From tying one’s shoelaces to driving a car, complex skills involving the coordination of multiple muscles are common in everyday life; yet relatively little is known about how these skills are learned. Recent studies have shown that new sensorimotor skills involving re-mapping familiar body movements to unfamiliar outputs cannot be learned by adjusting pre-existing controllers, and that new task-specific controllers must instead be learned “de novo”. To date, however, few studies have investigated de novo learning in scenarios requiring continuous and coordinated control of relatively unpractised body movements. In this study, we used a myoelectric interface to investigate how a novel controller is learned when the task involves an unpractised combination of relatively untrained continuous muscle contractions. Over five sessions on five consecutive days, participants learned to trace a series of trajectories using a computer cursor controlled by the activation of two muscles. The timing of the generated cursor trajectory and its shape relative to the target improved for conditions trained with post-trial visual feedback. Improvements in timing transferred to all untrained conditions, but improvements in shape transferred only to untrained conditions requiring the trained order of muscle activation. All muscle outputs in the final session could already be generated during the first session, suggesting that participants learned the new task by improving the selection of existing motor commands. These results show that generating novel motor behaviours need not involve learning to generate new motor commands.

Significance Statement

Real-world skills often involve continuous coordination of multiple muscles.
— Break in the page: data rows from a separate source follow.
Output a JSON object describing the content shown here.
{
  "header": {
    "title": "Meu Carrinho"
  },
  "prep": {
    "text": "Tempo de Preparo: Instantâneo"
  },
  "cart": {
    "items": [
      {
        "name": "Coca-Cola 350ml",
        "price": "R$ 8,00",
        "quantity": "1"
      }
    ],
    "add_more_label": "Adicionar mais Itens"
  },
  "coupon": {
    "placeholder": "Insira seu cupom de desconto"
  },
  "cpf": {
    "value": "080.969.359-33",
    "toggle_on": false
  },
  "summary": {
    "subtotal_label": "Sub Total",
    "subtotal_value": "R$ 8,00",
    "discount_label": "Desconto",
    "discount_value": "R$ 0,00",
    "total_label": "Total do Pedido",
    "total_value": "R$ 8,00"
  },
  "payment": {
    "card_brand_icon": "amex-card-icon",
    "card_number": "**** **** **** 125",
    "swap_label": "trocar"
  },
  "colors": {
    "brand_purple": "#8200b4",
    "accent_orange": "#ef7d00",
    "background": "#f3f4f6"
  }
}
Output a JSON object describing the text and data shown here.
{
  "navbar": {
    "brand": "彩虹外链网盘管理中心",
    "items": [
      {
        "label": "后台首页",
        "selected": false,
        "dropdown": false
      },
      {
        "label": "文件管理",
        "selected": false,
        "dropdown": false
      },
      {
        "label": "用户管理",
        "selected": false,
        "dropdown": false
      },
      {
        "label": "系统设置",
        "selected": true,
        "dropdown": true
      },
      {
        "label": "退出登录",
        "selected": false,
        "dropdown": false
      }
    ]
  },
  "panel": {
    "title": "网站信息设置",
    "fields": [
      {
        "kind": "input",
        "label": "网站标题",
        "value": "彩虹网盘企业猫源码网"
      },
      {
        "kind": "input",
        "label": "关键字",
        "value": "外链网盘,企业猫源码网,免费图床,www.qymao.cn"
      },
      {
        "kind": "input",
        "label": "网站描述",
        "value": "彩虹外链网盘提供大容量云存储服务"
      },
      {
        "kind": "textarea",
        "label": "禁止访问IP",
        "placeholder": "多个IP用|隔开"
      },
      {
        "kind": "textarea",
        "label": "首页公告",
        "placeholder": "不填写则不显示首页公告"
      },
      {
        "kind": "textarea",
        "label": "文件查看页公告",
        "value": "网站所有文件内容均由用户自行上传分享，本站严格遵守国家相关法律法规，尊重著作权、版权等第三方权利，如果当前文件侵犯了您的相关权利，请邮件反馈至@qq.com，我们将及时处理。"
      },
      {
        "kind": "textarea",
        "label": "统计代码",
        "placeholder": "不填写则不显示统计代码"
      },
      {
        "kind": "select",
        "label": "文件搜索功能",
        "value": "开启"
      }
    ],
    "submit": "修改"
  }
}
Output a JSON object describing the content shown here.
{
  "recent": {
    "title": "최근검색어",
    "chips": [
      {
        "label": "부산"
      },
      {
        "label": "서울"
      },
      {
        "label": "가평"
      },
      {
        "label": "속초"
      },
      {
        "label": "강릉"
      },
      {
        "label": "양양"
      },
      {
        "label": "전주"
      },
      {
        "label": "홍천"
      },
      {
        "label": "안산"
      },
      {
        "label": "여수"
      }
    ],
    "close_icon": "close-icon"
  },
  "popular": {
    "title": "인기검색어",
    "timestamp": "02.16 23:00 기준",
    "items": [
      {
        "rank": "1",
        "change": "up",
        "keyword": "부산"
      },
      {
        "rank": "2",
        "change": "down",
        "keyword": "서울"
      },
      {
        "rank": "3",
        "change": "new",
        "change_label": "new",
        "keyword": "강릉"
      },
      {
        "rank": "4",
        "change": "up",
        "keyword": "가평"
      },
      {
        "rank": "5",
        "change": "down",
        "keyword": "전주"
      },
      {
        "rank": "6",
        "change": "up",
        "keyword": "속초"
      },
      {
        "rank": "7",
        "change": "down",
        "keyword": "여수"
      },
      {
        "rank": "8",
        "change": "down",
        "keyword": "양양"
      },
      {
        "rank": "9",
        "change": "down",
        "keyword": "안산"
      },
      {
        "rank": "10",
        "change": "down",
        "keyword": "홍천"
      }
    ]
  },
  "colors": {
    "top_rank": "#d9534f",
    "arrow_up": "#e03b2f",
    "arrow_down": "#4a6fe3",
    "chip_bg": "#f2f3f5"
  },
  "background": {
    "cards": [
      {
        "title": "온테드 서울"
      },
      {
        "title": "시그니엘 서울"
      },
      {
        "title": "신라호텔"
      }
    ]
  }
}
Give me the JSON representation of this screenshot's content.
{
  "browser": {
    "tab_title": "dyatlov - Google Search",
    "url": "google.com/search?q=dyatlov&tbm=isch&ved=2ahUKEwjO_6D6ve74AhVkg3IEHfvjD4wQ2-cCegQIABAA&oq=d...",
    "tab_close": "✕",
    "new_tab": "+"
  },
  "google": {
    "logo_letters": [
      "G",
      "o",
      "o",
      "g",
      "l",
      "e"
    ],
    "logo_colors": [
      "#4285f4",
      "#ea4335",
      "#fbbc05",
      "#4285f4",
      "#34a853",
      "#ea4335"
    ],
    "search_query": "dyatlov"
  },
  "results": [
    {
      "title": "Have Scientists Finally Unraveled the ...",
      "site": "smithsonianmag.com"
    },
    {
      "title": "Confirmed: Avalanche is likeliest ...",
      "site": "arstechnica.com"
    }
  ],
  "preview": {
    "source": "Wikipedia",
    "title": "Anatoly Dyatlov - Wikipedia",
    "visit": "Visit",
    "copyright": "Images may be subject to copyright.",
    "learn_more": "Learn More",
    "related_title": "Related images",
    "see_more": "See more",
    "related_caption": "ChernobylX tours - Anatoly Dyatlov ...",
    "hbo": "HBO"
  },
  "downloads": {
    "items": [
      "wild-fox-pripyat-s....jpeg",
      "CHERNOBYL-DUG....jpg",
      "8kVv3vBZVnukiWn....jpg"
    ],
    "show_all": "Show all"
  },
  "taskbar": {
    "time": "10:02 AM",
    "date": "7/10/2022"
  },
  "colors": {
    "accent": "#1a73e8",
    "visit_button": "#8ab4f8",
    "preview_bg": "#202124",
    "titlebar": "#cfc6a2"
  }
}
Such skills cannot be learned by adjusting an existing control policy, instead requiring a new controller to be learned “de novo”. It remains unclear how new controllers are learned for tasks involving unfamiliar combinations of body movements. In this study, we used a novel human-computer interface task to test this. Over five sessions, participants learned to trace a series of cursor trajectories by coordinating the activation of two muscles. We found that participants tended to reuse the same muscle contractions for trained and untrained variants of the task, and that performance improvements were attributable to improvements in the choice of muscle contractions from a pre-existing repertoire. Our results demonstrate that learning of new complex movements does not necessarily require learning to generate new patterns of muscle activity.